Summary of the Structure in Full NAT Mode
It is significant to note the IP address changes for the green inbound packet and the red outbound packet in the preceding figure.
So far, full NAT meets the same-VLAN requirement as in NAT mode, and is basically ready for the public cloud. However, this still does not resolve the problem that all inbound and outbound traffic passes through LVS, which implies that LVS needs to modify the inbound and outbound packets.
The concern here is to determine if there is a solution that doesn’t restrict the network relationship between LVS and RSs prevailing in full NAT mode, and allows outbound traffic to bypass LVS as in DR mode.
Enhanced NAT (ENAT) Mode of Alibaba Cloud
The Enhanced NAT (ENAT) mode is also known as triangle mode or DNAT mode. The general process for this mode is as follows:
- Step 1 The client sends a request packet (CIP, VIP).
- Step 2 On receiving the request packet, LVS modifies the request packet to (VIP, RIP), and adds the CIP to the Option field of a TCP packet.
- Step 3 Based on IP address, the request packet routes to an RS, and the CTK module reads the CIP from the Option field of the TCP packet.
- Step 4 The CTK module intercepts the response packet (RIP, VIP) and modifies it to (VIP, CIP).
- Step 5 The response packet doesn’t pass through LVS and directly sent to the client, because the DIP of the response packet is the CIP.
- LVS and RSs may belong to different VLANs.
- Outbound traffic bypasses LVS, which ensures good performance.
- Alibaba Group’s custom solution requires all RSs to install the CTK component (similar to the TOA module in full NAT mode).
Why ENAT Mode Doesn’t Require Routing Back Response Packets to LVS?
In full NAT mode, LVS has to change the IP address in the response packet, and therefore the response packet must route back to LVS. However, in ENAT mode, the CTK module on the RS changes the IP in the response packet in advance.
Why LVS and RSs May Belong to Different VLANs in ENAT Mode?
The reason is the same as discussed earlier for the full NAT mode.
Summary of the Structure in ENAT Mode
IP Tunneling (IP TUN)
Finally, let’s take a look at the less-used IP TUN mode. The general process for this mode is as follows:
- Step 1 When the request packet arrives at LVS, it encapsulates the request packet into a new IP packet.
- Step 2 LVS sets the DIP of the new IP packet to the IP address of an RS, and then forwards the IP packet to the RS.

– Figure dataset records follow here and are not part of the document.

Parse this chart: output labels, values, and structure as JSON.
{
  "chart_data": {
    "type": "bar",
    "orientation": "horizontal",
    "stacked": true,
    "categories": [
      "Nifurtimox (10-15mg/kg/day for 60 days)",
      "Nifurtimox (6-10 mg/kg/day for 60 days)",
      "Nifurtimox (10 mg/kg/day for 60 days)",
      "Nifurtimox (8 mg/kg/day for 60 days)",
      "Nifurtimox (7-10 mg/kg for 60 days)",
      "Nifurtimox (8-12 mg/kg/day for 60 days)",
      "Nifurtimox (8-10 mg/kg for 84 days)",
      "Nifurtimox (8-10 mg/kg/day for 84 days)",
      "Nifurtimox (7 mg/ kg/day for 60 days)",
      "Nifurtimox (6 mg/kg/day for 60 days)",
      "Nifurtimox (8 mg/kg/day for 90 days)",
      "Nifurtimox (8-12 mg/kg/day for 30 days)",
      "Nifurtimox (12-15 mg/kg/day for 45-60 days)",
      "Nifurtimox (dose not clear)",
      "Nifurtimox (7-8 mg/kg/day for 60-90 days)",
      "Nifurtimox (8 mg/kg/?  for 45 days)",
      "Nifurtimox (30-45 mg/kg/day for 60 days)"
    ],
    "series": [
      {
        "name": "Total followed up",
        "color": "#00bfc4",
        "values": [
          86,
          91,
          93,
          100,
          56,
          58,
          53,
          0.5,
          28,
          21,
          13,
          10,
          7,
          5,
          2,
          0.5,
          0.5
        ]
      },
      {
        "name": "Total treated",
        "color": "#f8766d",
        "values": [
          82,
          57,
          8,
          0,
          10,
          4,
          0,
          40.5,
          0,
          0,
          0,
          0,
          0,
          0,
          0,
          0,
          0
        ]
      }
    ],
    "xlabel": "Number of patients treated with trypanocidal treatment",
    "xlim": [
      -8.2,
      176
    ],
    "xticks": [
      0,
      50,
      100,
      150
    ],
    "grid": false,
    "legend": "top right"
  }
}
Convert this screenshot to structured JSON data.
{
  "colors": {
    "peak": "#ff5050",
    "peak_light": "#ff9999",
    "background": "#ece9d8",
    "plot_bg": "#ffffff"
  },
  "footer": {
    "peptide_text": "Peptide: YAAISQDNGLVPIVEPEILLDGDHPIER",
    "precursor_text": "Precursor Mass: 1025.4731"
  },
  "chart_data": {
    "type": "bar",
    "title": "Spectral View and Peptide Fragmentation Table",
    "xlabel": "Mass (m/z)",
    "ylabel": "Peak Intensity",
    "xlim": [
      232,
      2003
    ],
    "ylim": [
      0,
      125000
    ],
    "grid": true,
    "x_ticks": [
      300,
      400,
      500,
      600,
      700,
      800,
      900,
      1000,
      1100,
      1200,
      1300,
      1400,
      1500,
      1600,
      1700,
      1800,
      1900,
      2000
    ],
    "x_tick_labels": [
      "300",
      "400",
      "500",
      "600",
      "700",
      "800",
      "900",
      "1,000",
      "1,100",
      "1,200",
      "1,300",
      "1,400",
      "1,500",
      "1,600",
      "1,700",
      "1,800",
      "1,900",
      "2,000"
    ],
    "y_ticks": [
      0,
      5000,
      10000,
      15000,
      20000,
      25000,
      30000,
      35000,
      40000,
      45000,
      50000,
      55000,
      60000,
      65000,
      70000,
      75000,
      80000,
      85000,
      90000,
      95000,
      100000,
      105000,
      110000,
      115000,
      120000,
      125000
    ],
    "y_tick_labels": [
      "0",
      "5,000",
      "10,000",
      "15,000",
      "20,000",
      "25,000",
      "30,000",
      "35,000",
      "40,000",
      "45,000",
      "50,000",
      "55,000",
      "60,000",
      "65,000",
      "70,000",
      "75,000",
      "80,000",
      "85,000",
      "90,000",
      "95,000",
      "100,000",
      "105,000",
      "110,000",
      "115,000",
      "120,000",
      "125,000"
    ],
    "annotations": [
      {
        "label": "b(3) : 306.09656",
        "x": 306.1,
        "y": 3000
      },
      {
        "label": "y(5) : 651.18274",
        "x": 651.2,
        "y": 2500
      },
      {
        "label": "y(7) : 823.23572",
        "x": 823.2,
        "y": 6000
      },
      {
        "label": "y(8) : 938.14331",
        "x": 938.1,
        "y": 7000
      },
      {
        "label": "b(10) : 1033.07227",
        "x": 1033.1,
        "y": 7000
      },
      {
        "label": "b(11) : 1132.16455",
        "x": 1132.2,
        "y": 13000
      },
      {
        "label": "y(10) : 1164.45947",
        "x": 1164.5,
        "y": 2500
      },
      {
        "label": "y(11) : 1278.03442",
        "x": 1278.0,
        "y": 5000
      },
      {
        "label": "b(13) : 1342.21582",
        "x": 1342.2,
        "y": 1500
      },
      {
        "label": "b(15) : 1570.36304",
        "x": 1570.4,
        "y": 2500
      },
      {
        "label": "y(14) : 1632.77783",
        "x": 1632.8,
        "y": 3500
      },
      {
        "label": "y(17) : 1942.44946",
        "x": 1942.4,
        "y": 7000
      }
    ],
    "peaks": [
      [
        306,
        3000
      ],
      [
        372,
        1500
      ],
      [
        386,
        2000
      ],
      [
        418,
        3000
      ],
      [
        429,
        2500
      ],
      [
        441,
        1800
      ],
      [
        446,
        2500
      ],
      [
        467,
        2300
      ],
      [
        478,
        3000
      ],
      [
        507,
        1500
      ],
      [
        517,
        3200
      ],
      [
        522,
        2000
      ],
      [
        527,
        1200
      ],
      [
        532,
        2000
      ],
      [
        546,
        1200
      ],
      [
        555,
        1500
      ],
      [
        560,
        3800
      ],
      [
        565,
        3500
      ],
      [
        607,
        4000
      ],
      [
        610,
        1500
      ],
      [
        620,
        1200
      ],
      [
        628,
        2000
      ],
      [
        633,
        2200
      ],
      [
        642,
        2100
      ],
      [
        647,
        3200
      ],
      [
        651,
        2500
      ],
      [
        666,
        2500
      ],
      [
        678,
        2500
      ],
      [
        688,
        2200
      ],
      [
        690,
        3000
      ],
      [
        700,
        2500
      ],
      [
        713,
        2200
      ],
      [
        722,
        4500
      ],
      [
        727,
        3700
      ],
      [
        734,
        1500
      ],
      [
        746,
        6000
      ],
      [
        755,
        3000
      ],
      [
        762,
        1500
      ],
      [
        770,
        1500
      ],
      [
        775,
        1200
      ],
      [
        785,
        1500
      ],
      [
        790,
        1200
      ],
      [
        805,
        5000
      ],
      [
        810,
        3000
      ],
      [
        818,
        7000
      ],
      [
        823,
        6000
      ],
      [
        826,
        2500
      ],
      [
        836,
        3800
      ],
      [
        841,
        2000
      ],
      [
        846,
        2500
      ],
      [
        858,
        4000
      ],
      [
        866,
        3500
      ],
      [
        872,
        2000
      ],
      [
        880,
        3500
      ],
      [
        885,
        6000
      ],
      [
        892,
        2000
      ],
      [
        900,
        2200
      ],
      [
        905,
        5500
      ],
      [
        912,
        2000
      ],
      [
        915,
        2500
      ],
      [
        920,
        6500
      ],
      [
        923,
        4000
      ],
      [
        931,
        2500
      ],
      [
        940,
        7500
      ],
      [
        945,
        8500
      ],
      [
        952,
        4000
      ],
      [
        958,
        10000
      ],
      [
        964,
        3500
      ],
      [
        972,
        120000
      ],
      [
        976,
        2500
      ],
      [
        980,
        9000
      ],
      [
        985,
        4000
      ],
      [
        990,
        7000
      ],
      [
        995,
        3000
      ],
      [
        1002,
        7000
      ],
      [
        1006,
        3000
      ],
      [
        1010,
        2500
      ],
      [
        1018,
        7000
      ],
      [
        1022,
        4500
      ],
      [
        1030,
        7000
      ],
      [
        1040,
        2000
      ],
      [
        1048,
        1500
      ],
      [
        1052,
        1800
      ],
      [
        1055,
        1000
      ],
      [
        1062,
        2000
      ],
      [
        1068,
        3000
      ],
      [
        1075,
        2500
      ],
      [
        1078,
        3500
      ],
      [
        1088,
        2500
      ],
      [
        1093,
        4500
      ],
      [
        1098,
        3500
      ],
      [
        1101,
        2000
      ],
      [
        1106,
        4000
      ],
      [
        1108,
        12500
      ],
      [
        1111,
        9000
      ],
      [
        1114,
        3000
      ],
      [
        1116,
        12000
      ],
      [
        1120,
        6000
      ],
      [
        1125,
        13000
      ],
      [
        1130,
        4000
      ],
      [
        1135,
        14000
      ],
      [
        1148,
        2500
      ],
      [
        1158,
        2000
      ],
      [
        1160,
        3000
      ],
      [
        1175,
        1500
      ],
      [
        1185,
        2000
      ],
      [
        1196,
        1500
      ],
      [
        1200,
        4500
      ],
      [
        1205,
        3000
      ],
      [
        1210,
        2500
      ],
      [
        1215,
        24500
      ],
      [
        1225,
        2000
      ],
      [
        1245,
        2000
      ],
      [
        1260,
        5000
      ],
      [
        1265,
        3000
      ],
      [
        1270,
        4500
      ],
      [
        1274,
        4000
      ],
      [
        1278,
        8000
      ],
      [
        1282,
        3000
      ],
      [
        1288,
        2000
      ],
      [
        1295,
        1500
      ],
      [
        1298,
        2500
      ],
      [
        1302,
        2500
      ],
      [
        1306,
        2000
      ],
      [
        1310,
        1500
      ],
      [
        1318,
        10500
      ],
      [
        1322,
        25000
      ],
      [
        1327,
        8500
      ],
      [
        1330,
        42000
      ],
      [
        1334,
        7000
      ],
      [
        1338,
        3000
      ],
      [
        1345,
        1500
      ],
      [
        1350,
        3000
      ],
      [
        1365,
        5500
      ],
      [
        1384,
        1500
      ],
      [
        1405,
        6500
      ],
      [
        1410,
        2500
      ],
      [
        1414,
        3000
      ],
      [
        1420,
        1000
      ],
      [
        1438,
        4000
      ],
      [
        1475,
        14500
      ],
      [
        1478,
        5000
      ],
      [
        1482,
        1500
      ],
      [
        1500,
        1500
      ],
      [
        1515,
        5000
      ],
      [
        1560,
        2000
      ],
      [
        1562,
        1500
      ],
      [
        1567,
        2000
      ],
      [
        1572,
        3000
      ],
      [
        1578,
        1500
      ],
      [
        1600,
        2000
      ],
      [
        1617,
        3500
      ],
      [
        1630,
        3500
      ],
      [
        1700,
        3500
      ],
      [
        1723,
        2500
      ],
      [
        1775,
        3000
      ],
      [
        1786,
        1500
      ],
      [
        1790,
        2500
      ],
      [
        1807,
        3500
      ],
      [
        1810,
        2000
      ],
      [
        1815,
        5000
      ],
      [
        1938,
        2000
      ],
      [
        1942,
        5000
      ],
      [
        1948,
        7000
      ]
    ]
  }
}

- Step 3 After the RS receives the packet, the IPIP kernel module decapsulates it and extracts the user’s request message.
- Step 4 Finding that the DIP is a VIP and this IP address is configured for the tunl0 NIC of the RS, the RS directly handles the request and sends the results to the client.
- Cluster nodes may belong to different VLANs.
- Similar to the DR mode, the client directly receives the response packets.
- This mode requires RS to install the IPIP module.
- Adds another IP header.
- Similar to the DR mode,the tunl0 virtual NICs of LVS and RSs must install the same VIP.
Note: In DR mode, LVS changes the destination MAC address.
Why Cluster Nodes Belong to Different VLANs in IP TUN Mode?
The MAC address remains unchanged in IP TUN mode. Therefore, cluster nodes may belong to different VLANs, given that the communication between the IP addresses of LVS and RSs is available. Broadcasts between LVS and RSs must be available in DR mode.
IP TUN Performance
The response packet bypasses LVS. However, compared to the processing in DR mode, this mode allows additional encapsulation and decapsulation of the response packet.
Summary of the Structure in IP TUN Mode
In the preceding figure, the red line indicates the re-encapsulated packet whereas the IPIP module indicates a kernel module of the OS.
This article throws light on various modes of Linux Virtual Server (LVS). It covers the fairly popular DR mode along with the lesser known IP TUN mode. Further, it also highlights the other three modes which are analogous and more popular. Hope you find the working process of each LVS mode explained in this article pragmatic.